When Mr Goldman submitted his self-assessment tax return he made a claim for repayment of the income tax his employer had deducted from the first £30,000 of the payment on the basis that the payment had been made purely as a consequence of the termination of his employment, and was therefore exempt from tax up to £30,000 and not a wholly taxable payment of earnings.  HMRC refused the claim for repayment and Mr Goldman appealed to the First-tier Tribunal.

In dismissing Mr Goldman's appeal, the First-tier Tribunal held that the termination payment was taxable in full, as earnings.  The reason for this decision was that, as Mr Goldman's contract of employment permitted his employer to terminate his contract without notice upon payment of a PILON, Mr Goldman's employment had been lawfully terminated even although his employer did not make the PILON to him.  The claim which Mr Goldman had against his employer was therefore a claim for payment of a contractual debt, not a claim for breach of his employment contract, and as such any amount paid in settlement of that claim was wholly taxable as earnings. 

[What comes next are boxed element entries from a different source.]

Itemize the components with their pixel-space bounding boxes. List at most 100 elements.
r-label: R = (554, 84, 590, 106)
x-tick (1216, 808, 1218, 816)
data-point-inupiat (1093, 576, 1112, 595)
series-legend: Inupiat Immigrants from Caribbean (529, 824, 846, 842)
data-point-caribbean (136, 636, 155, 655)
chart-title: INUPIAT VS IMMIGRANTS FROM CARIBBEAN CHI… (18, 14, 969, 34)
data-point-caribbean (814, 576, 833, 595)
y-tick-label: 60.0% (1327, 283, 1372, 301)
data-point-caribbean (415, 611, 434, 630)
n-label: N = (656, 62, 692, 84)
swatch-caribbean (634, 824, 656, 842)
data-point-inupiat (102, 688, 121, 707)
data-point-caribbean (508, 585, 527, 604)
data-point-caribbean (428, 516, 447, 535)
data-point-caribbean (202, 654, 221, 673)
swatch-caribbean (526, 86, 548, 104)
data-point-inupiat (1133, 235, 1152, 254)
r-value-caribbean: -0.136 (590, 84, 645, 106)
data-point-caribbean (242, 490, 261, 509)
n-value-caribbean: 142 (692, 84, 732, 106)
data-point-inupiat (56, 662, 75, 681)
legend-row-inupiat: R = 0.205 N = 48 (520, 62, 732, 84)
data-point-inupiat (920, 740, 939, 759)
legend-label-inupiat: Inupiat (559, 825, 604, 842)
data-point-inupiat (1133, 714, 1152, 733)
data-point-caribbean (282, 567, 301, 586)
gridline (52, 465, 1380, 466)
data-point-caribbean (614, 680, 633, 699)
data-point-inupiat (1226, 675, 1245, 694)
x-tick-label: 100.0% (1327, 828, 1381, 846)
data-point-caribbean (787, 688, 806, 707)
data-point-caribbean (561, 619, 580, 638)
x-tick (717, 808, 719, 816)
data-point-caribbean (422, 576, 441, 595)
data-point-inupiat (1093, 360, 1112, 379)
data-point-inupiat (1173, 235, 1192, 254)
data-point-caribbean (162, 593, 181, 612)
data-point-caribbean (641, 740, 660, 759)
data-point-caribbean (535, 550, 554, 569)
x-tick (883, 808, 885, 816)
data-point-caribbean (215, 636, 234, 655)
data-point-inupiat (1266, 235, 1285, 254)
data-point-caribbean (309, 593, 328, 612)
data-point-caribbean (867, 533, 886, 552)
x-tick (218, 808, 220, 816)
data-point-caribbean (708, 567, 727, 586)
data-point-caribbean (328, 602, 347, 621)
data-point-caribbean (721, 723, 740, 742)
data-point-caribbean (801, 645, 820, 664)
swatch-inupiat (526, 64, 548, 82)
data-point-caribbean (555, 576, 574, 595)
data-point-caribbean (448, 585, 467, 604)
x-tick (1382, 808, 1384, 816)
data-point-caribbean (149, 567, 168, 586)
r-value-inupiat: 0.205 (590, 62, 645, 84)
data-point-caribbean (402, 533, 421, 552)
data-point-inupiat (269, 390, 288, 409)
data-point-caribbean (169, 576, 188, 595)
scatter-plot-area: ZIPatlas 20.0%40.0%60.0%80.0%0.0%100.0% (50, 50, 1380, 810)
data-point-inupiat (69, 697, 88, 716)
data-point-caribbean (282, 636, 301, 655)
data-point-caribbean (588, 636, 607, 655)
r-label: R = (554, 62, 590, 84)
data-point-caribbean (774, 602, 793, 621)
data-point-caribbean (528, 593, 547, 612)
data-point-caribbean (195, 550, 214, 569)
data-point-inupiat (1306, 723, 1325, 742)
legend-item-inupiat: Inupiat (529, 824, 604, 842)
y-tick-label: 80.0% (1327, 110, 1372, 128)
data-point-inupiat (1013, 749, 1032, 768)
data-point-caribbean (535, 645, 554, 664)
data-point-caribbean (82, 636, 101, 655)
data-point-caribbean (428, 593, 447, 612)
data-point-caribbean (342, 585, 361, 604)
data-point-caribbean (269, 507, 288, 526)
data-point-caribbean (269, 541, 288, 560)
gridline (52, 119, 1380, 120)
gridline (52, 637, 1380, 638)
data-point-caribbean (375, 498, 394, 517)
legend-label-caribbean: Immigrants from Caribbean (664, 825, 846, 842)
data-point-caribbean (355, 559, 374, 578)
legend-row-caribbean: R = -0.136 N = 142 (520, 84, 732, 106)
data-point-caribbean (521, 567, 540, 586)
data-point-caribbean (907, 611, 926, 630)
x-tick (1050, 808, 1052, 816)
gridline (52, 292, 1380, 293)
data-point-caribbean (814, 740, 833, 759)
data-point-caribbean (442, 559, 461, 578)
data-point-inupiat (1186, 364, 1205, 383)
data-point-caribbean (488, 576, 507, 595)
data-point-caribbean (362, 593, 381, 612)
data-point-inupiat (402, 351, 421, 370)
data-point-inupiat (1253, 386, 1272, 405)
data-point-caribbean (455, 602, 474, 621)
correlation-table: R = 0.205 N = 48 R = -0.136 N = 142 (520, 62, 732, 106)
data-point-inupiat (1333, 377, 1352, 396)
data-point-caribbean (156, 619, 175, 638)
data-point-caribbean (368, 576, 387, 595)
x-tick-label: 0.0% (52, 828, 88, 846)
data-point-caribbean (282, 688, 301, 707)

The facts in this case can be contrasted with the situation where an employment contract contains a discretionary PILON clause.  A discretionary PILON clause allows an employer to choose whether or not to make a PILON.  Where an employer has discretion over whether to make a PILON, if the employer chooses to terminate the employment and make a PILON, then the payment will be taxable in full as earnings.  If, alternatively the employer terminates the employment without giving notice or making a PILON, then the employer is in breach of contract and the payment may benefit from the application of the £30,000 tax free exemption if it can be shown that the payment to the employee is not a PILON made in accordance with the terms of the employment contract. 

When considering what, if any, payment in lieu of notice provisions to include within a contract both the employer and the employee would do well to weigh the certainty which a compulsory PILON provides against the adverse tax position of a compulsory PILON.